1917.06.09.De Worms et Cie Bayonne
Worms & Cie
Bayonne, le 9 juin 1917
MM. Worms & Cie - Paris
Messieurs,
Nous vous accusons réception de votre lettre du 7 courant et vous confirmons la nôtre du 5. Réglementation du charbon. Le service du ravitaillement de la préfecture des Basses-Pyrénées commence à appliquer le programme établi par la circulaire ministérielle du 29 avril dernier (J. Officiel du 30 avril).
Nous avons été convoqués avant-hier soir avec les autres importateurs de Bayonne, à la Mairie, par la commission chargée de la répartition du charbon dans l'arrondissement. Après beaucoup de tâtonnements, cette commission a décidé que la quantité de charbon mise à la disposition de la municipalité de Bayonne par décision de la préfecture sur chaque arrivage serait, quel que soit l'importateur, remise par parts égales aux 5 maisons d'importation de la place qui seraient chargées de détailler les quantités attribuées entre les consommateurs locaux. La commission a fixé les frais locaux et la rémunération qui serait allouée en sus du prix de base pour livrer le charbon à la population. Sauf modification, cette majoration pour Bayonne a été fixée à 27 F la tonne, comprenant les frais de mise en entrepôt, l'octroi, le camionnage à domicile, et 10 F par tonne maximum pour le déchet, les frais généraux et le bénéfice. Il n'y a eu qu'à s'incliner devant cette proposition qui paraissait être vivement souhaitée par les trois Maisons Depeaux, Maningue et Frois, qui ne reçoivent rien.
Il semble résulter des explications fournies par le sous-préfet de Bayonne, que chaque municipalité de chef lieu de canton devra faire elle-même, sinon directement, du moins par l'intermédiaire de commerçants désignés par elle suivant la circulaire ministérielle, la fourniture du charbon aux industriels, aux établissements oubliés et aux ménages ; ce qui revient à dire qu'en fait, les importateurs ne peuvent pas traiter directement avec les acheteurs en dehors des usines travaillant pour la défense nationale, et il semble bien, quand on étudie la circulaire en question, que c'est ce qui est visé. Le représentant de M. Plisson nous a dit aujourd'hui que, depuis le commencement du mois il n'acceptait plus de commandes directement autrement que sur visa de la mairie, de la sous-préfecture, ou de la préfecture, suivant le lieu de destination. Cette organisation, telle qu'elle est conçue, mène inévitablement à la création de la carte de charbon.
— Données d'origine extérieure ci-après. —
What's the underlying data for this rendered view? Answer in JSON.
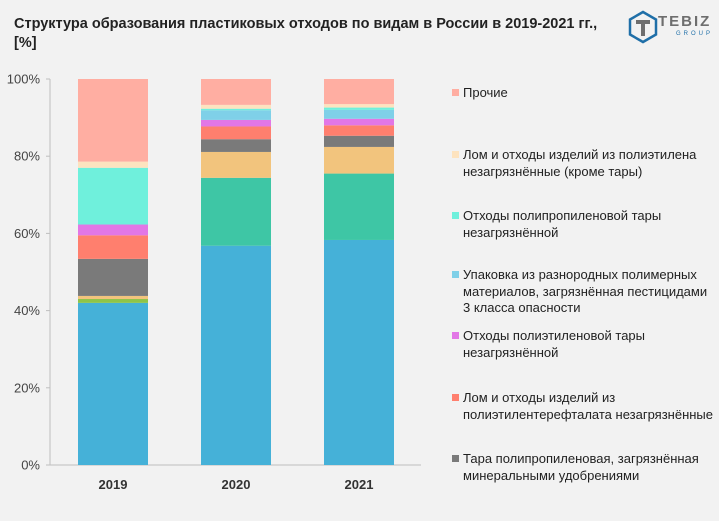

Pour l'instant, en ce qui nous concerne, nous n'avons pas encore eu à prendre position, étant obligés de répondre aux demandes que nous recevons que nous n'avons pas de disponible, lorsqu'il s'agit d'acheteurs notables, ou bien, s'il s'agit de particuliers, qu'ils doivent s'adresser à la mairie de leur localité. Mais nous ne voyons guère le moyen d'opérer différemment que ne le fait la Société franco anglaise du moment qu'on entend appliquer la circulaire du 29 avril.
Il est certain que si l'on ne considère que la circulaire du 18 avril, adressée aux importateurs, et dans laquelle le ministre les informe qu'il contrôlera les destinations, sauf à y apporter des modifications, il y a contradiction entre les deux circulaires, mais il semble logique d'admettre que c'est la dernière en date qui est de beaucoup la plus importante, d'autant plus que celle du 18 avril ne s'adressait qu'aux importateurs, tandis que celle du 29 avril s'adressait aux autorités départementales chargées du ravitaillement.
En tout cas nous attendons de connaître votre manière de voir pour savoir ce que nous devons faire.
Agréez, Messieurs, nos sincères salutations.